Whenever someone calls for gun control in the wake of a tragic shooting, they are inevitably accused of ‘politicizing’ the tragedy. Now is not the time, say the angry comments.1 This is an absurd argument. In America we literally cannot go a week without a mass shooting of some kind. In 2025 so far there have been 309 mass shootings in the US, defined as shootings with four or more injuries or deaths. It is always the time to talk about gun control because we are always killing each other with guns.
I will fully admit I’m not a policy expert in this area. I don’t know what specific steps would be best. I’d welcome a real discussion about red flag laws, universal background checks, magazine restrictions, mandatory waiting periods, ghost guns, and more. Perhaps some of these ideas would be helpful and others would not. But you don’t have to be a policy expert to look at the current situation and see how deeply broken it is. There has to be a middle ground between ‘nobody can have a gun’ and the nightmare millions of us are forced to live through now.
We shouldn’t have to live in a society where legislators, activists, and everyday citizens are routinely gunned down in broad daylight. But we’re at risk of entering the American version of The Troubles, and we’re doing it because social media is melting our brains, because our political commentators play fast and loose with calls for political violence, and because we have incredibly loose regulations on firearms. The best way to honor the victims of gun violence isn’t with words, tributes, or flags lowered to half-mast. The best way to honor them is to fix the problem. That will require a serious conversation about gun control. And it will require an honest assessment of the people who’ve embraced calls to violence (both on the right, like Kirk, and on the left).

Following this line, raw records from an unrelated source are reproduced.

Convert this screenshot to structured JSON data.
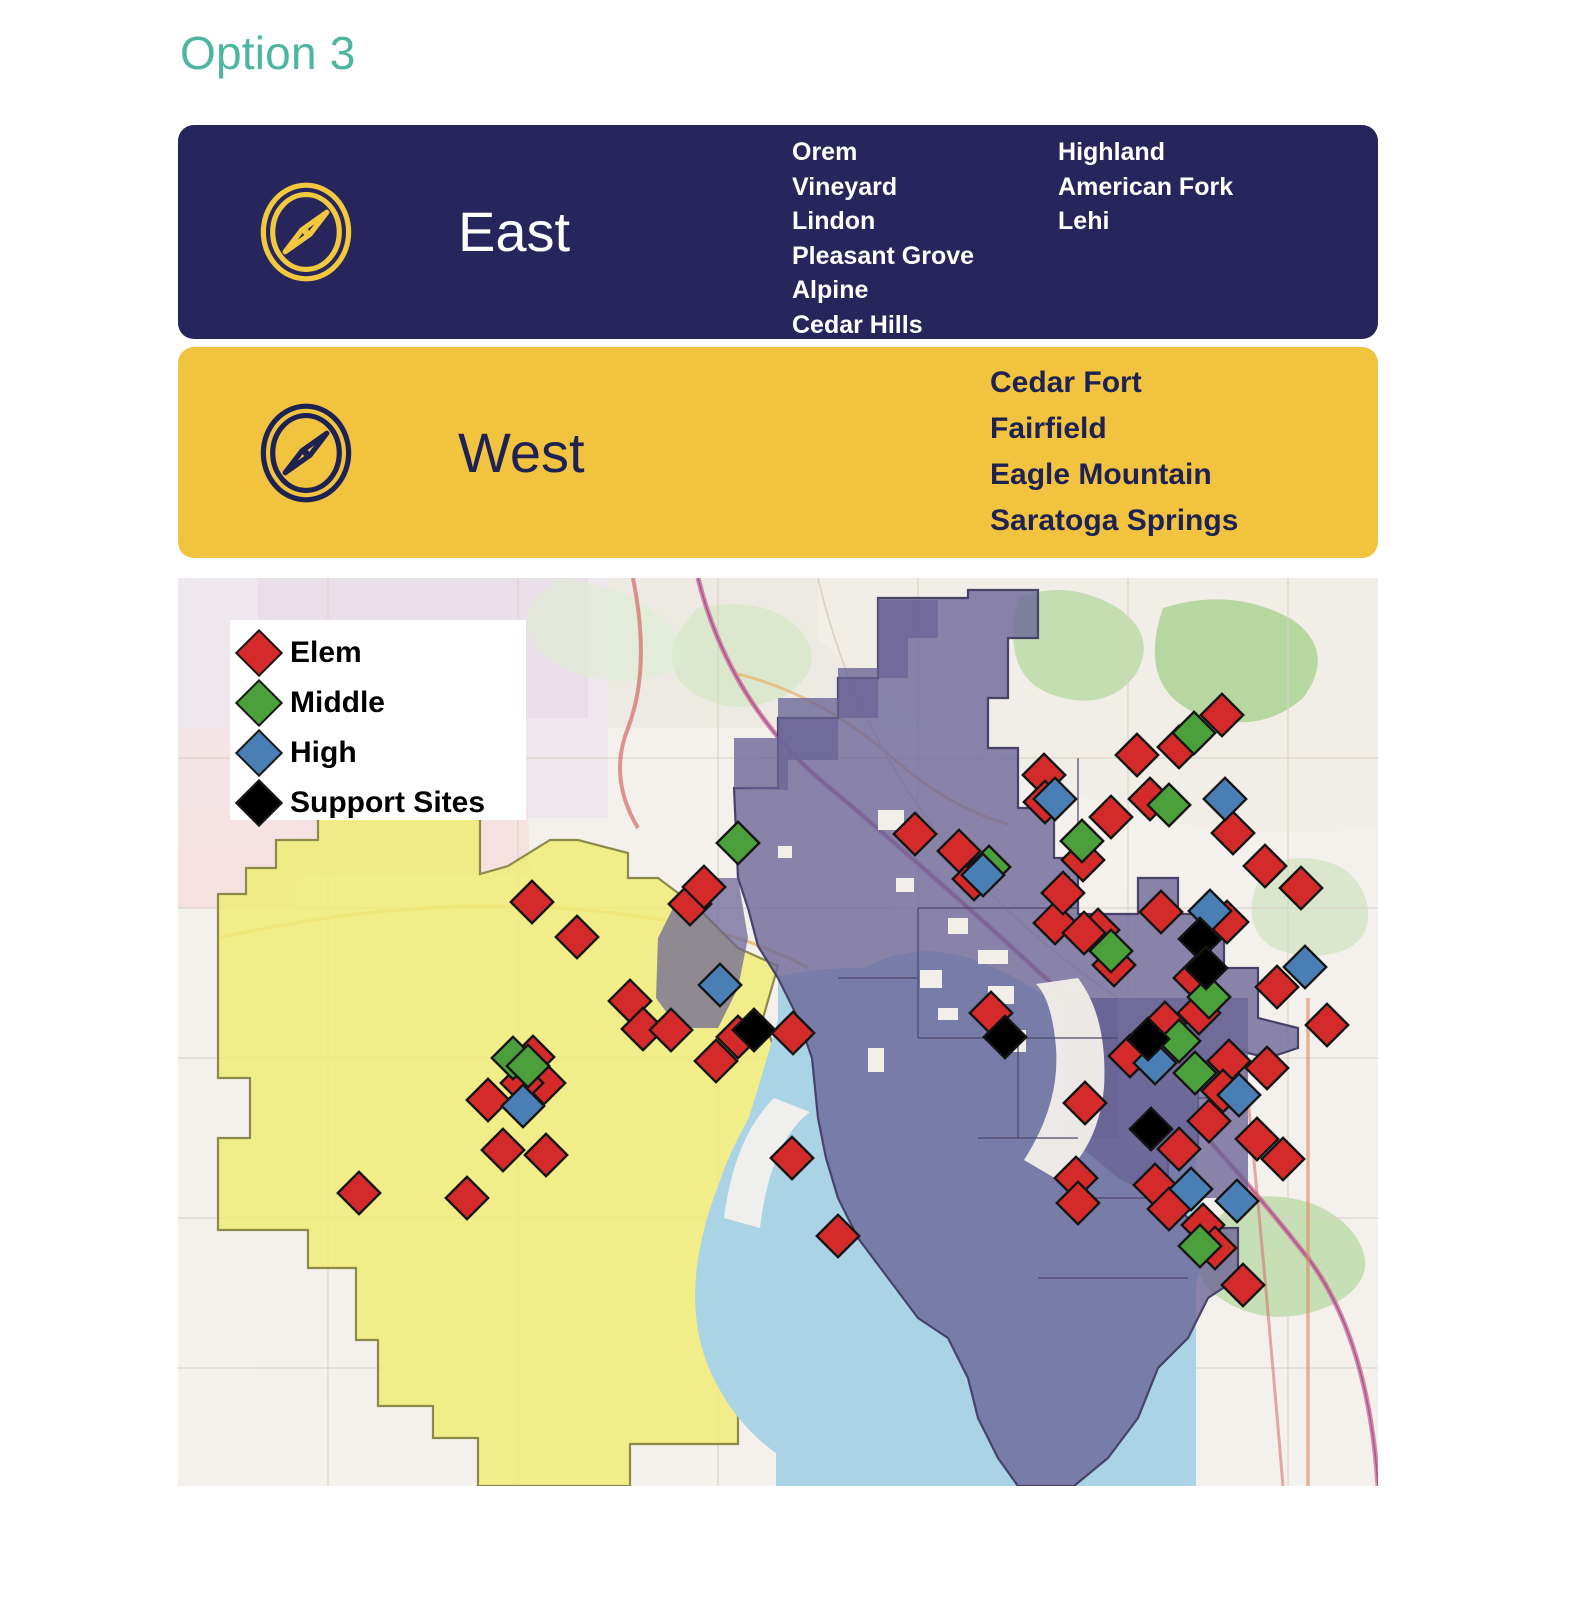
{
  "page": {
    "title": "Option 3",
    "title_color": "#4db6a0"
  },
  "regions": [
    {
      "key": "east",
      "name": "East",
      "icon": "compass-icon",
      "background_color": "#26265c",
      "text_color": "#ffffff",
      "columns": [
        [
          "Orem",
          "Vineyard",
          "Lindon",
          "Pleasant Grove",
          "Alpine",
          "Cedar Hills"
        ],
        [
          "Highland",
          "American Fork",
          "Lehi"
        ]
      ]
    },
    {
      "key": "west",
      "name": "West",
      "icon": "compass-icon",
      "background_color": "#f2c33e",
      "text_color": "#1e2252",
      "columns": [
        [
          "Cedar Fort",
          "Fairfield",
          "Eagle Mountain",
          "Saratoga Springs"
        ]
      ]
    }
  ],
  "map": {
    "legend": {
      "items": [
        {
          "label": "Elem",
          "color": "#d42a2a"
        },
        {
          "label": "Middle",
          "color": "#4ba03c"
        },
        {
          "label": "High",
          "color": "#4a7fb5"
        },
        {
          "label": "Support Sites",
          "color": "#000000"
        }
      ]
    },
    "overlays": {
      "east_region_fill": "#6a6496",
      "west_region_fill": "#f0ec7a",
      "lake_fill": "#aad3e6",
      "basemap_fill": "#f4f1ec"
    },
    "markers": {
      "elem_count": 62,
      "middle_count": 12,
      "high_count": 11,
      "support_count": 6
    }
  }
}
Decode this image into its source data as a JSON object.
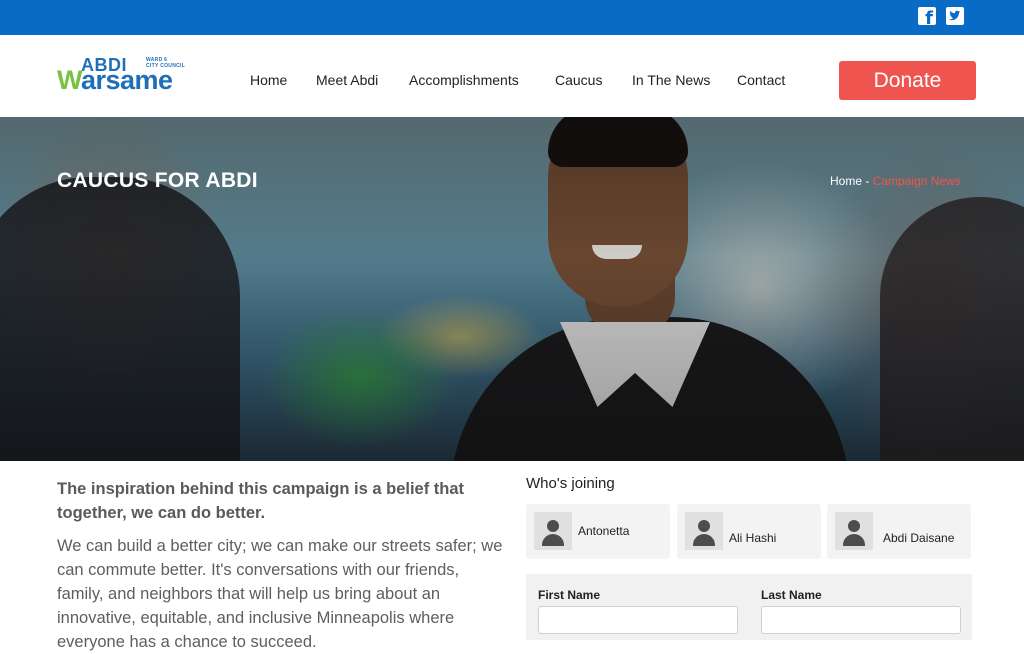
{
  "social": {
    "facebook_icon": "facebook-icon",
    "twitter_icon": "twitter-icon",
    "bar_color": "#0a6bc7"
  },
  "logo": {
    "top_text": "ABDI",
    "main_text": "arsame",
    "main_initial": "W",
    "ward": "WARD 6",
    "council": "CITY COUNCIL"
  },
  "nav": {
    "items": [
      "Home",
      "Meet Abdi",
      "Accomplishments",
      "Caucus",
      "In The News",
      "Contact"
    ]
  },
  "donate": {
    "label": "Donate",
    "color": "#f0544f"
  },
  "hero": {
    "title": "CAUCUS FOR ABDI",
    "breadcrumb": {
      "home": "Home",
      "separator": " - ",
      "current": "Campaign News"
    }
  },
  "content": {
    "lead": "The inspiration behind this campaign is a belief that together, we can do better.",
    "body": "We can build a better city; we can make our streets safer; we can commute better. It's conversations with our friends, family, and neighbors that will help us bring about an innovative, equitable, and inclusive Minneapolis where everyone has a chance to succeed."
  },
  "joining": {
    "title": "Who's joining",
    "people": [
      "Antonetta",
      "Ali Hashi",
      "Abdi Daisane"
    ]
  },
  "form": {
    "first_name_label": "First Name",
    "last_name_label": "Last Name",
    "first_name_value": "",
    "last_name_value": ""
  }
}
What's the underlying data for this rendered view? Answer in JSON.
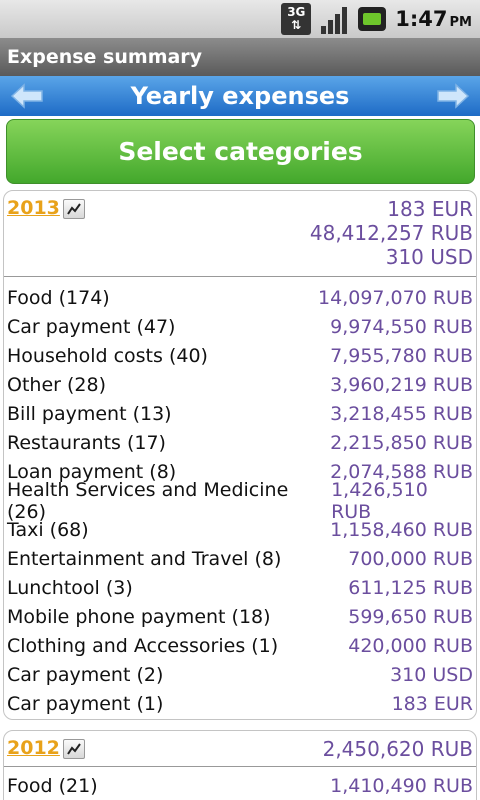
{
  "status_bar": {
    "network": "3G",
    "time": "1:47",
    "ampm": "PM"
  },
  "title": "Expense summary",
  "nav": {
    "title": "Yearly expenses",
    "prev_icon": "arrow-left-icon",
    "next_icon": "arrow-right-icon"
  },
  "select_button": "Select categories",
  "years": [
    {
      "year": "2013",
      "totals": [
        "183 EUR",
        "48,412,257 RUB",
        "310 USD"
      ],
      "rows": [
        {
          "name": "Food (174)",
          "amount": "14,097,070 RUB"
        },
        {
          "name": "Car payment (47)",
          "amount": "9,974,550 RUB"
        },
        {
          "name": "Household costs (40)",
          "amount": "7,955,780 RUB"
        },
        {
          "name": "Other (28)",
          "amount": "3,960,219 RUB"
        },
        {
          "name": "Bill payment (13)",
          "amount": "3,218,455 RUB"
        },
        {
          "name": "Restaurants (17)",
          "amount": "2,215,850 RUB"
        },
        {
          "name": "Loan payment (8)",
          "amount": "2,074,588 RUB"
        },
        {
          "name": "Health Services and Medicine (26)",
          "amount": "1,426,510 RUB"
        },
        {
          "name": "Taxi (68)",
          "amount": "1,158,460 RUB"
        },
        {
          "name": "Entertainment and Travel (8)",
          "amount": "700,000 RUB"
        },
        {
          "name": "Lunchtool (3)",
          "amount": "611,125 RUB"
        },
        {
          "name": "Mobile phone payment (18)",
          "amount": "599,650 RUB"
        },
        {
          "name": "Clothing and Accessories (1)",
          "amount": "420,000 RUB"
        },
        {
          "name": "Car payment (2)",
          "amount": "310 USD"
        },
        {
          "name": "Car payment (1)",
          "amount": "183 EUR"
        }
      ]
    },
    {
      "year": "2012",
      "totals": [
        "2,450,620 RUB"
      ],
      "rows": [
        {
          "name": "Food (21)",
          "amount": "1,410,490 RUB"
        }
      ]
    }
  ]
}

We desperately need to lower the temperature and step back from this ledge, but I don’t know that we’re capable of doing it right now. Trump is still president and is almost certain to continue promoting political violence and a macho, tough-guy politics. The same social media systems that reward conflict and escalation are still in place. College students are increasingly comfortable with using violence to suppress speech. I’m afraid this might just be what America is now. We, like Charlie Kirk, can’t help but flirt with violence. We accept it as a side effect of the things we really want. We’re a rich, violent nation that is slowly forgetting what liberalism is for and descending further and further away from what we should be.
Ironically, one of the last tweets Kirk ever sent was a post saying explicitly that politicizing shootings is a good idea.